It's a bit of a paradox, that build, because nothing that exists today will tax it, but it will come into its own four years from now, when it can still play the latest titles on full settings. But a new machine at that time that can do the same will cost about an eighth as much as this. And he'll have paid about as much again in electricity bills in the meantime, guzzling watts to produce unneeded, invisible extra FPS. And the £7k he's invested here will have depreciated to nearly nothing (because obsolete ultra-high-end hardware is completely unsellable, because it's undesirably hot, loud and power-hungry alongside equal-performing current hardware). Whereas if he invested the same money properly and bought new PCs every couple of years he'd save thousands, because the remainder of the £7k would always be appreciating rather than depreciating. In short: he turned a big number in his bank balance into a big number in 3DMark, and it is now impossible to reverse the process. Hope it was worth it. Spoiler Spoiler: it wasn't.
4 Titans in SLI is stupid and ridiculous anyway. So putting them in a tacky-pukesicle like that is perfect quite frankly.
Series gives higher head pressure, parallel gives a higher flow rate. Neither configuration is necessarily about redundancy, its about arranging pumps to increase one value or the other. (Although obviously if you do want redundancy then parallel is the way to go)

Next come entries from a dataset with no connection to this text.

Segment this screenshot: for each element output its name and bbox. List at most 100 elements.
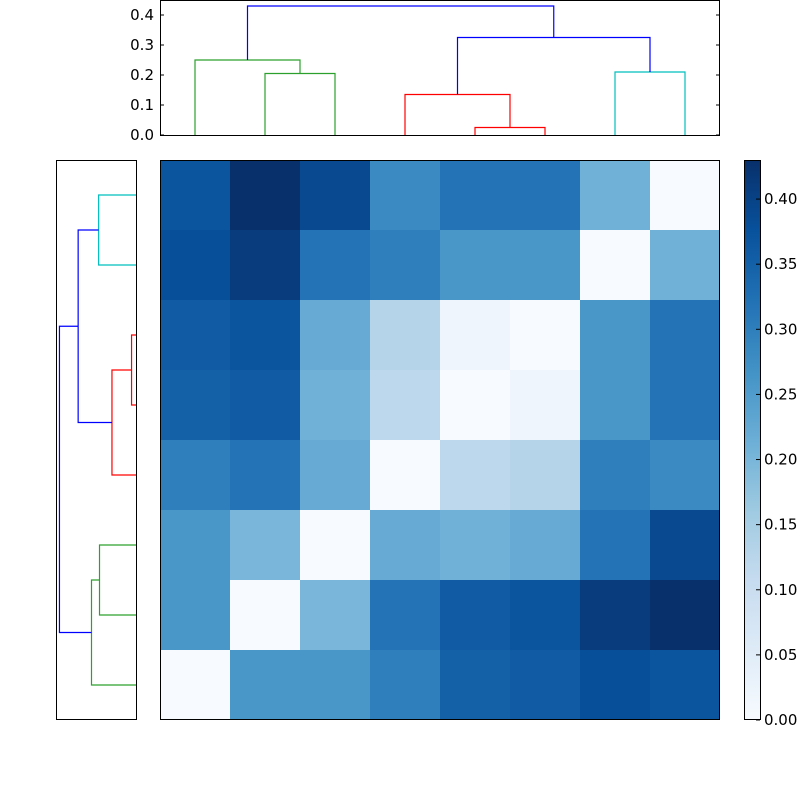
heatmap-cell	[160, 440, 230, 510]
heatmap-cell	[440, 510, 510, 580]
heatmap-cell	[580, 230, 650, 300]
dendrogram-link	[614, 71, 686, 135]
heatmap-cell	[580, 160, 650, 230]
heatmap-cell	[650, 300, 720, 370]
heatmap-cell	[370, 370, 440, 440]
heatmap-cell	[160, 370, 230, 440]
dendrogram-link	[264, 72, 336, 135]
heatmap-cell	[230, 650, 300, 720]
dendrogram-link	[98, 194, 136, 266]
dendrogram-link	[194, 59, 301, 135]
top-dendrogram-frame	[160, 0, 720, 136]
heatmap-cell	[580, 510, 650, 580]
colorbar-tick-label: 0.00	[764, 711, 797, 729]
heatmap-cell	[370, 440, 440, 510]
dendrogram-link	[111, 369, 136, 476]
left-dendrogram-frame	[56, 160, 137, 720]
heatmap-cell	[370, 580, 440, 650]
heatmap-cell	[370, 300, 440, 370]
heatmap-cell	[300, 160, 370, 230]
heatmap-cell	[370, 230, 440, 300]
y-tick-label: 0.4	[130, 6, 154, 24]
y-tick-label: 0.3	[130, 36, 154, 54]
heatmap-cell	[370, 650, 440, 720]
heatmap-cell	[440, 370, 510, 440]
heatmap-cell	[440, 650, 510, 720]
heatmap-cell	[230, 510, 300, 580]
heatmap-cell	[650, 580, 720, 650]
colorbar-axis: 0.00 0.05 0.10 0.15 0.20 0.25 0.30 0.35 0.40	[756, 190, 797, 729]
top-dendrogram-y-axis: 0.0 0.1 0.2 0.3 0.4	[130, 6, 720, 144]
heatmap-cell	[580, 650, 650, 720]
heatmap-cell	[510, 440, 580, 510]
heatmap-cell	[300, 300, 370, 370]
heatmap-cell	[580, 580, 650, 650]
dendrogram-link	[77, 229, 112, 424]
heatmap-cell	[160, 510, 230, 580]
heatmap-cell	[510, 510, 580, 580]
dendrogram-link	[58, 325, 92, 634]
left-dendrogram	[58, 194, 136, 686]
heatmap-cell	[300, 440, 370, 510]
heatmap-cell	[510, 230, 580, 300]
colorbar-tick-label: 0.05	[764, 646, 797, 664]
colorbar-tick-label: 0.20	[764, 451, 797, 469]
dendrogram-link	[474, 126, 546, 135]
heatmap-cell	[650, 510, 720, 580]
colorbar-tick-label: 0.15	[764, 516, 797, 534]
heatmap-cell	[300, 510, 370, 580]
colorbar-tick-label: 0.25	[764, 385, 797, 403]
heatmap-cell	[650, 230, 720, 300]
heatmap-cell	[650, 370, 720, 440]
colorbar-tick-label: 0.10	[764, 581, 797, 599]
heatmap-cell	[230, 300, 300, 370]
heatmap-cell	[160, 580, 230, 650]
heatmap-cell	[230, 370, 300, 440]
heatmap-cell	[230, 580, 300, 650]
heatmap-frame	[160, 160, 720, 720]
dendrogram-link	[456, 36, 651, 95]
heatmap-cell	[510, 160, 580, 230]
dendrogram-link	[404, 93, 511, 135]
heatmap-cell	[160, 230, 230, 300]
heatmap-cell	[440, 230, 510, 300]
heatmap-cell	[160, 300, 230, 370]
heatmap-cell	[580, 300, 650, 370]
heatmap-cell	[160, 650, 230, 720]
heatmap-cell	[440, 580, 510, 650]
heatmap-cell	[300, 580, 370, 650]
heatmap-grid	[160, 160, 720, 720]
heatmap-cell	[510, 580, 580, 650]
heatmap-cell	[440, 160, 510, 230]
y-tick-label: 0.1	[130, 96, 154, 114]
dendrogram-link	[90, 579, 136, 686]
heatmap-cell	[230, 440, 300, 510]
heatmap-cell	[370, 160, 440, 230]
colorbar-tick-label: 0.30	[764, 320, 797, 338]
dendrogram-link	[98, 544, 136, 616]
heatmap-cell	[650, 440, 720, 510]
y-tick-label: 0.0	[130, 126, 154, 144]
heatmap-cell	[160, 160, 230, 230]
heatmap-cell	[510, 370, 580, 440]
heatmap-cell	[300, 650, 370, 720]
heatmap-cell	[510, 300, 580, 370]
heatmap-cell	[650, 160, 720, 230]
heatmap-cell	[370, 510, 440, 580]
heatmap-cell	[300, 370, 370, 440]
top-dendrogram	[194, 5, 686, 135]
heatmap-cell	[440, 440, 510, 510]
heatmap-cell	[510, 650, 580, 720]
dendrogram-link	[130, 334, 136, 406]
colorbar-tick-label: 0.40	[764, 190, 797, 208]
heatmap-cell	[300, 230, 370, 300]
y-tick-label: 0.2	[130, 66, 154, 84]
heatmap-cell	[580, 370, 650, 440]
heatmap-cell	[230, 230, 300, 300]
heatmap-cell	[650, 650, 720, 720]
colorbar	[744, 160, 761, 720]
heatmap-cell	[580, 440, 650, 510]
heatmap-cell	[230, 160, 300, 230]
colorbar-tick-label: 0.35	[764, 255, 797, 273]
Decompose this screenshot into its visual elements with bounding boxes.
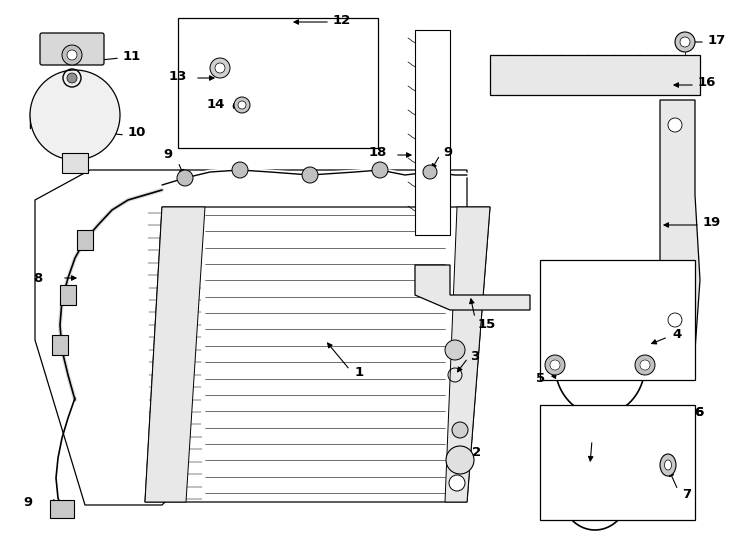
Circle shape: [668, 313, 682, 327]
Circle shape: [545, 355, 565, 375]
Circle shape: [668, 118, 682, 132]
Text: 12: 12: [333, 14, 352, 26]
Circle shape: [238, 101, 246, 109]
Circle shape: [67, 73, 77, 83]
Polygon shape: [145, 207, 205, 502]
Polygon shape: [490, 55, 700, 95]
Text: 19: 19: [703, 217, 722, 230]
Circle shape: [67, 50, 77, 60]
Circle shape: [445, 340, 465, 360]
Circle shape: [302, 167, 318, 183]
Text: 10: 10: [128, 126, 146, 139]
Circle shape: [640, 360, 650, 370]
Bar: [50, 500, 74, 518]
Text: 4: 4: [672, 328, 681, 341]
Circle shape: [675, 32, 695, 52]
Bar: [540, 405, 695, 520]
Circle shape: [30, 70, 120, 160]
Circle shape: [234, 97, 250, 113]
Text: 16: 16: [698, 77, 716, 90]
Bar: [52, 335, 68, 355]
Text: 3: 3: [470, 349, 479, 362]
Text: 7: 7: [682, 488, 691, 501]
Polygon shape: [415, 30, 450, 235]
Circle shape: [372, 162, 388, 178]
Circle shape: [680, 37, 690, 47]
Text: 17: 17: [708, 33, 726, 46]
Text: 5: 5: [536, 372, 545, 384]
Circle shape: [449, 475, 465, 491]
Circle shape: [215, 63, 225, 73]
FancyBboxPatch shape: [40, 33, 104, 65]
Polygon shape: [415, 265, 530, 310]
Circle shape: [177, 170, 193, 186]
Text: 11: 11: [123, 50, 141, 63]
Text: 6: 6: [694, 406, 703, 419]
Circle shape: [423, 165, 437, 179]
Text: 9: 9: [23, 496, 32, 509]
Text: 18: 18: [368, 146, 387, 159]
Text: 14: 14: [207, 98, 225, 111]
Circle shape: [550, 360, 560, 370]
Polygon shape: [145, 207, 490, 502]
Text: 9: 9: [443, 145, 452, 159]
Bar: [60, 285, 76, 305]
Bar: [77, 230, 93, 250]
Text: 15: 15: [478, 319, 496, 332]
Text: 8: 8: [33, 272, 42, 285]
Circle shape: [62, 45, 82, 65]
Text: 2: 2: [472, 447, 481, 460]
Bar: [178, 18, 378, 148]
Text: 1: 1: [355, 366, 364, 379]
Text: 9: 9: [163, 148, 172, 161]
Polygon shape: [445, 207, 490, 502]
Circle shape: [452, 422, 468, 438]
Ellipse shape: [664, 460, 672, 470]
Ellipse shape: [660, 454, 676, 476]
Text: 6: 6: [694, 406, 703, 419]
Circle shape: [446, 446, 474, 474]
Bar: [540, 260, 695, 380]
Circle shape: [232, 162, 248, 178]
Bar: [62, 153, 88, 173]
Circle shape: [635, 355, 655, 375]
Text: 13: 13: [169, 70, 187, 83]
Circle shape: [210, 58, 230, 78]
Polygon shape: [660, 100, 700, 350]
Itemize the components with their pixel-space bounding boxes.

Yes, parallel configurations are generally less useful for PC watercooling. Most watercooled systems are fairly restrictive (and getting worse as waterblock designs continue to get more restrictive), so that's where series and the stacking of pressure comes into play. Parallel is only really better when you're talking about extremely low restriction setups. And in that case, you're already moving plenty of flow with the single pump. But nonetheless that system is hideous and pointless.
My only question is: Why? For $12000 I could buy a car for $7000, fix any problems for $2000 and still get parts and a new(or rather used) NEC IPS monitor for the rest of the $3000. Hell I could just space out my graphics upgrades in the next 4 generations with $3000.